Hexagon Grid

Winter Queen

In one faraway land, there is always winter. Once a year Winter Queen announces a special competition for her court sorcerers. Using enchanted crystals they create magical ornaments and the Queen pays for them with golden coins. The one to collect the most coins till the end of the competition is to become the next Queen’s advisor.

In the abstract family game Winter Queen, you take on the roles of Winter Queen's sorcerers, creating magical ornaments out of enchanted crystals. Each turn, you either place a new crystal onto the board or use already placed crystals to score victory points depending on the spell books you and your opponents have.

Age of Innovation

Age of Innovation is a standalone game set in the world of Terra Mystica.

Twelve factions, each with unique characteristics, populate this world of varying terrains. Here you will compete to erect buildings and merge them into cities. Each game allows you to create new combinations of factions, homelands, and abilities so that each game isn't the same as another.

You control one of these factions and will terraform the game map's terrain into your homelands where you can erect your buildings.

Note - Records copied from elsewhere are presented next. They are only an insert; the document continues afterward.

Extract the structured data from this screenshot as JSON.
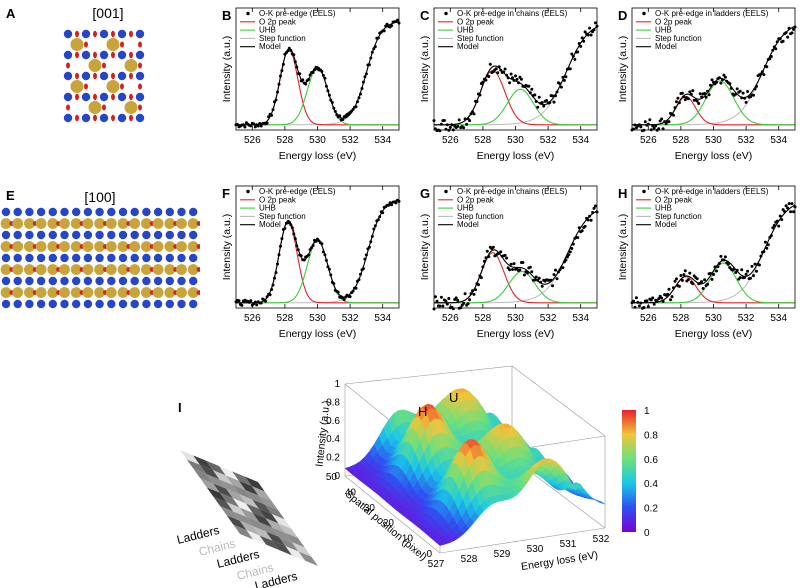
{
  "panels": [
    {
      "id": "B",
      "legend": [
        "O-K pre-edge (EELS)",
        "O 2p peak",
        "UHB",
        "Step function",
        "Model"
      ]
    },
    {
      "id": "C",
      "legend": [
        "O-K pre-edge in chains (EELS)",
        "O 2p peak",
        "UHB",
        "Step function",
        "Model"
      ]
    },
    {
      "id": "D",
      "legend": [
        "O-K pre-edge in ladders (EELS)",
        "O 2p peak",
        "UHB",
        "Step function",
        "Model"
      ]
    },
    {
      "id": "F",
      "legend": [
        "O-K pre-edge (EELS)",
        "O 2p peak",
        "UHB",
        "Step function",
        "Model"
      ]
    },
    {
      "id": "G",
      "legend": [
        "O-K pre-edge in chains (EELS)",
        "O 2p peak",
        "UHB",
        "Step function",
        "Model"
      ]
    },
    {
      "id": "H",
      "legend": [
        "O-K pre-edge in ladders (EELS)",
        "O 2p peak",
        "UHB",
        "Step function",
        "Model"
      ]
    }
  ],
  "crystal": {
    "A": {
      "label": "A",
      "title": "[001]"
    },
    "E": {
      "label": "E",
      "title": "[100]"
    }
  },
  "colors": {
    "data": "#000000",
    "o2p": "#e0242b",
    "uhb": "#3fcc3f",
    "step": "#bbbbbb",
    "model": "#000000",
    "atom_gold": "#c8a43a",
    "atom_blue": "#2546c8",
    "atom_red": "#d92020"
  },
  "chart_data": [
    {
      "panel": "B",
      "type": "line",
      "xlabel": "Energy loss (eV)",
      "ylabel": "Intensity (a.u.)",
      "xlim": [
        525,
        535
      ],
      "xticks": [
        526,
        528,
        530,
        532,
        534
      ],
      "o2p": {
        "center": 528.25,
        "amp": 0.72,
        "sigma": 0.55
      },
      "uhb": {
        "center": 530.0,
        "amp": 0.55,
        "sigma": 0.62
      },
      "step": {
        "center": 533.0,
        "height": 1.0,
        "width": 0.45
      }
    },
    {
      "panel": "C",
      "type": "line",
      "xlabel": "Energy loss (eV)",
      "ylabel": "Intensity (a.u.)",
      "xlim": [
        525,
        535
      ],
      "xticks": [
        526,
        528,
        530,
        532,
        534
      ],
      "o2p": {
        "center": 528.6,
        "amp": 0.52,
        "sigma": 0.75
      },
      "uhb": {
        "center": 530.3,
        "amp": 0.34,
        "sigma": 0.8
      },
      "step": {
        "center": 533.1,
        "height": 1.0,
        "width": 0.7
      }
    },
    {
      "panel": "D",
      "type": "line",
      "xlabel": "Energy loss (eV)",
      "ylabel": "Intensity (a.u.)",
      "xlim": [
        525,
        535
      ],
      "xticks": [
        526,
        528,
        530,
        532,
        534
      ],
      "o2p": {
        "center": 528.3,
        "amp": 0.27,
        "sigma": 0.6
      },
      "uhb": {
        "center": 530.4,
        "amp": 0.42,
        "sigma": 0.85
      },
      "step": {
        "center": 533.0,
        "height": 1.0,
        "width": 0.7
      }
    },
    {
      "panel": "F",
      "type": "line",
      "xlabel": "Energy loss (eV)",
      "ylabel": "Intensity (a.u.)",
      "xlim": [
        525,
        535
      ],
      "xticks": [
        526,
        528,
        530,
        532,
        534
      ],
      "o2p": {
        "center": 528.2,
        "amp": 0.78,
        "sigma": 0.55
      },
      "uhb": {
        "center": 530.0,
        "amp": 0.6,
        "sigma": 0.62
      },
      "step": {
        "center": 533.1,
        "height": 1.0,
        "width": 0.45
      }
    },
    {
      "panel": "G",
      "type": "line",
      "xlabel": "Energy loss (eV)",
      "ylabel": "Intensity (a.u.)",
      "xlim": [
        525,
        535
      ],
      "xticks": [
        526,
        528,
        530,
        532,
        534
      ],
      "o2p": {
        "center": 528.6,
        "amp": 0.48,
        "sigma": 0.7
      },
      "uhb": {
        "center": 530.4,
        "amp": 0.3,
        "sigma": 0.8
      },
      "step": {
        "center": 533.2,
        "height": 0.95,
        "width": 0.7
      }
    },
    {
      "panel": "H",
      "type": "line",
      "xlabel": "Energy loss (eV)",
      "ylabel": "Intensity (a.u.)",
      "xlim": [
        525,
        535
      ],
      "xticks": [
        526,
        528,
        530,
        532,
        534
      ],
      "o2p": {
        "center": 528.3,
        "amp": 0.25,
        "sigma": 0.65
      },
      "uhb": {
        "center": 530.6,
        "amp": 0.38,
        "sigma": 0.8
      },
      "step": {
        "center": 533.1,
        "height": 1.0,
        "width": 0.7
      }
    },
    {
      "panel": "I",
      "type": "surface",
      "label": "I",
      "peak_labels": [
        "H",
        "U"
      ],
      "zlabel": "Intensity (a.u.)",
      "ylabel": "Spatial position (pixel)",
      "xlabel": "Energy loss (eV)",
      "zticks": [
        0,
        0.2,
        0.4,
        0.6,
        0.8,
        1
      ],
      "yticks": [
        0,
        10,
        20,
        30,
        40,
        50
      ],
      "xticks": [
        527,
        528,
        529,
        530,
        531,
        532
      ],
      "colorbar_ticks": [
        0,
        0.2,
        0.4,
        0.6,
        0.8,
        1
      ],
      "row_labels": [
        "Ladders",
        "Chains",
        "Ladders",
        "Chains",
        "Ladders"
      ]
    }
  ]
}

Proximity to other factions may limit your expansion, but it also gains you significant advantages in the game. This tension adds to the appeal of the Terra Mystica series.

Upgrade your buildings to gain valuable resources such as tools, scholars, money, and power. Build schools to advance in different sciences and collect books, which you can use to make innovations. Build your palace to gain a powerful new ability or build workshops, guilds, and universities to complete your culture.

—description from the publisher

Ragnarocks

Ragnarocks is a 2-player area control game designed by Gord! - the designer of Santorini and Santorini: New York. In Norse mythology, humans exist in the land of Midgard - a place in the center of the world tree and connected to the nine realms. Among these nine realms live gods and goddesses, serpents and spirits, and all manner of mythical and mystical creatures.

In Ragnarocks you take on the role of a Viking clan using Runestones to mark your clan’s claims of land. In the advanced game, your clan worships one of these powerful beings from another realm who lends you their power to help you outwit rivals and claim territories for your clan.
At the end of the game, the clan who controls the most territory in Midgard wins!

A player's turn consists of a move phase and a summoning phase.
During the move phase you move one of your active Vikings any number of spaces in a straight line.
During the summoning phase you summon a runestone and place it on any space along a path following a straight line from the location of the Viking you moved. Whenever a summoning creates an encloses area containing only vikings of a single clan, that area becomes settles and belongs to the player whose clan occupies it.

When all vikings have settled, the player who controls the most territory wins.

—description from the publisher

Dorfromantik: The Board Game

Rippling rivers, rustling forests, wheat fields swaying in the wind and here and there a cute little village - that's Dorfromantik! The video game from the small developer studio Toukana Interactive has been thrilling the gaming community since its Early Access in March 2021 and has already won all kinds of prestigious awards. Now Michael Palm and Lukas Zach are transforming the popular building strategy and puzzle game into a family game for young and old with Dorfromantik: The Board Game.

In Dorfromantik: The Board Game, up to six players work together to lay hexagonal tiles to create a beautiful landscape and try to fulfill the orders of the population, while at the same time laying as long a track and as long a river as possible, but also taking into account the flags that provide points in enclosed areas. The better the players manage to do this, the more points they can score at the end. In the course of the replayable campaign, the points earned can be used to unlock new tiles that are hidden in initially locked boxes. These pose new, additional tasks for the players and make it possible to raise the high score higher and higher.

—description from the publisher

Winter Kingdom

Winter Kingdom features seven, double-sided hexagonal map tiles that are randomly arranged into the playing area. After that, three scoring conditions, one economy card (showing how players earn money), and one twist card are dealt, giving the unique features of the game. Each player is dealt five ability cards and one terrain card.

On your turn, you must place three houses in the terrain depicted on your terrain card. If possible, you must place the houses next to previously placed houses. (If not possible, they may be placed anywhere that matches the terrain on the card.) You also start the game with a limited number of forts, which can replace any house and which count as two pieces.

After placing houses, you may use your gold to make one purchase, either paying the cost to put one ability card into play or paying an additional cost on a previously placed ability to upgrade it. Once purchased, the ability may be used once per turn for the rest of the game. You start the game with a little gold to buy abilities and can earn more gold based on the economy card in play for that game.

The game ends once one player is out of both houses and forts. Players score based on the criteria of the scoring cards for that game; in addition, whoever has the most houses next to each castle scores 3 additional points. The player with the most points wins.